Una piscina per sole donne, con anche tutto lo staff, segreteria e salvataggio, al femminile. È l'iniziativa annunciata lunedì 27 luglio dalla Comunità Islamica di Roma in collaborazione con la Piscina Tor Tre Teste, nel quadrante est della Capitale. Per tutti i mercoledì di agosto, dalle 7.30 alle 9.30 e dalle 18.30 alle 20.30, la struttura privata sarà chiusa agli uomini. Un'attività che ha già suscitato polemiche e che ai microfoni di Fanpage.it il presidente della Cir, Ahmed Val, spiega più nel dettaglio: "Non stiamo parlando di una piscina solo per donne musulmane, ma aperta a tutte, senza alcuna distinzione di religione, origine o cultura", dice il presidente Val. "Per quanto riguarda l'abbigliamento – aggiunge -, noi abbiamo scritto chiaramente ‘vieni come preferisci': costume intero, bikini, burkini. La piscina è aperta a tutte le donne e ciascuna può venire vestita come vuole".

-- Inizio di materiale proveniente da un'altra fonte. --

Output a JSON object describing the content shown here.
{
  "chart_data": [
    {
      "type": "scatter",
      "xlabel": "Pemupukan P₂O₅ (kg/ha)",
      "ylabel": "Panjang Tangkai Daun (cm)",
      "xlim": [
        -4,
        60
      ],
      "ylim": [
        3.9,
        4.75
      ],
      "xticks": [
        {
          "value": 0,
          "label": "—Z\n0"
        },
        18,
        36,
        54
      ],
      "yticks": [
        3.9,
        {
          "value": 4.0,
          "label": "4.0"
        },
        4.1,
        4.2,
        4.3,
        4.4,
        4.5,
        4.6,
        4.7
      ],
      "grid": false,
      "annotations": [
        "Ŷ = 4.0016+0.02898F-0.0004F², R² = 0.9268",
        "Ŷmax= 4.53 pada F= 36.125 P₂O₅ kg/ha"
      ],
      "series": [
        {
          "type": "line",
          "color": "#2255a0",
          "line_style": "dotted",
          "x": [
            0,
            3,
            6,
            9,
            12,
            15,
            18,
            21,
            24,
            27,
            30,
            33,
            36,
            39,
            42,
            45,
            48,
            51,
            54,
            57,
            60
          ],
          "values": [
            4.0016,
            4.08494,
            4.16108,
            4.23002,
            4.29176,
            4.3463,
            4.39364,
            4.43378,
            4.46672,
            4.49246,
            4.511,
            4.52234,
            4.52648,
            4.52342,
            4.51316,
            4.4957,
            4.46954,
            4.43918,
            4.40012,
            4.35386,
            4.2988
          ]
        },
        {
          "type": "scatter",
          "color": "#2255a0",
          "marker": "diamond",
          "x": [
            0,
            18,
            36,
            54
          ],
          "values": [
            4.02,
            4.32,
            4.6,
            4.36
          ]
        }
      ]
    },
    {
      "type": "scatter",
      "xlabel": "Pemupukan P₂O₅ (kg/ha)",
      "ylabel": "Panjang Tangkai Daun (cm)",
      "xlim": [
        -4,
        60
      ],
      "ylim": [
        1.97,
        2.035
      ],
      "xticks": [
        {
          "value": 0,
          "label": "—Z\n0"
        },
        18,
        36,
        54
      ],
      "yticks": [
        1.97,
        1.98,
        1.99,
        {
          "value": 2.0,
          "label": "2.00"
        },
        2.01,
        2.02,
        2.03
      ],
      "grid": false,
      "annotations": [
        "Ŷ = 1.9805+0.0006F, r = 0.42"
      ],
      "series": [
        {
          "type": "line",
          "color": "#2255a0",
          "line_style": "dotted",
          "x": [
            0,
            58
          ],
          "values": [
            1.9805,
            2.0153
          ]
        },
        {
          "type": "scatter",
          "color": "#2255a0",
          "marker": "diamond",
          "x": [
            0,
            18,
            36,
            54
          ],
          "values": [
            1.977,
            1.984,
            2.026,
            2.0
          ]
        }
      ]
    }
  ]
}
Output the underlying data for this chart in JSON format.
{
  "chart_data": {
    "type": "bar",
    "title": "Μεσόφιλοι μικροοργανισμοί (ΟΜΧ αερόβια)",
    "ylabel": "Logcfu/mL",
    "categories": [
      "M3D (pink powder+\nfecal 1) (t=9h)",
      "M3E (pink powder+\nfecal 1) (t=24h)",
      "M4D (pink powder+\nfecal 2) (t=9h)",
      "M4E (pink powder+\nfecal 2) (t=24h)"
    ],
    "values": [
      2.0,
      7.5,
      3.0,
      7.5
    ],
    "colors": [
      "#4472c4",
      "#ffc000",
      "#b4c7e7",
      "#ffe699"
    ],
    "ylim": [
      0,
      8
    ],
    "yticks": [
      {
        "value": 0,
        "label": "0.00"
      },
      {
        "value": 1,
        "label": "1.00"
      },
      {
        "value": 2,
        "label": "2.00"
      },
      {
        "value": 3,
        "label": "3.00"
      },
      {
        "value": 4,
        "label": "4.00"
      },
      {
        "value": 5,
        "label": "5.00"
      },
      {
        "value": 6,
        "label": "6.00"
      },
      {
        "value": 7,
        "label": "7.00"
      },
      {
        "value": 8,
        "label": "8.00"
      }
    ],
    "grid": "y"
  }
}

La Comunità Islamica: "Iniziativa per tutte le donne" Nessuna limitazione religiosa o di abbigliamento, quindi, ma solo la voglia e l'esigenza di garantire uno spazio sicuro. "Ovviamente le donne musulmane sono parte di questa iniziativa perché c'è questa esigenza all'interno della comunità islamica – sottolinea Val -: tante donne, per motivi religiosi, preferiscono non esporsi davanti agli uomini". L'idea di riservare la piscina, però, è arrivata pensando a tutte. "Ci sono donne che per motivi di salute, personali o per brutti episodi del passato preferiscono stare in una piscina priva di sguardi maschili". Con il caldo asfissiante, soprattutto nei quartieri di Roma Est in cui il fenomeno dell'isola di calore si fa sentire di più, all'interno della componente femminile della comunità è nata l'esigenza di uno spazio dove le donne possano avere la possibilità di entrare in acqua, rinfrescarsi, prendere un po' di sole e vivere un momento di relax in compagnia. Eppure, "come sempre, quando la comunità islamica fa qualcosa", dice Val, ne è nata una polemica. "Parliamo tanto di libertà di scelta, ma quando c'entrano i musulmani o le musulmane sembra che quella libertà venga meno".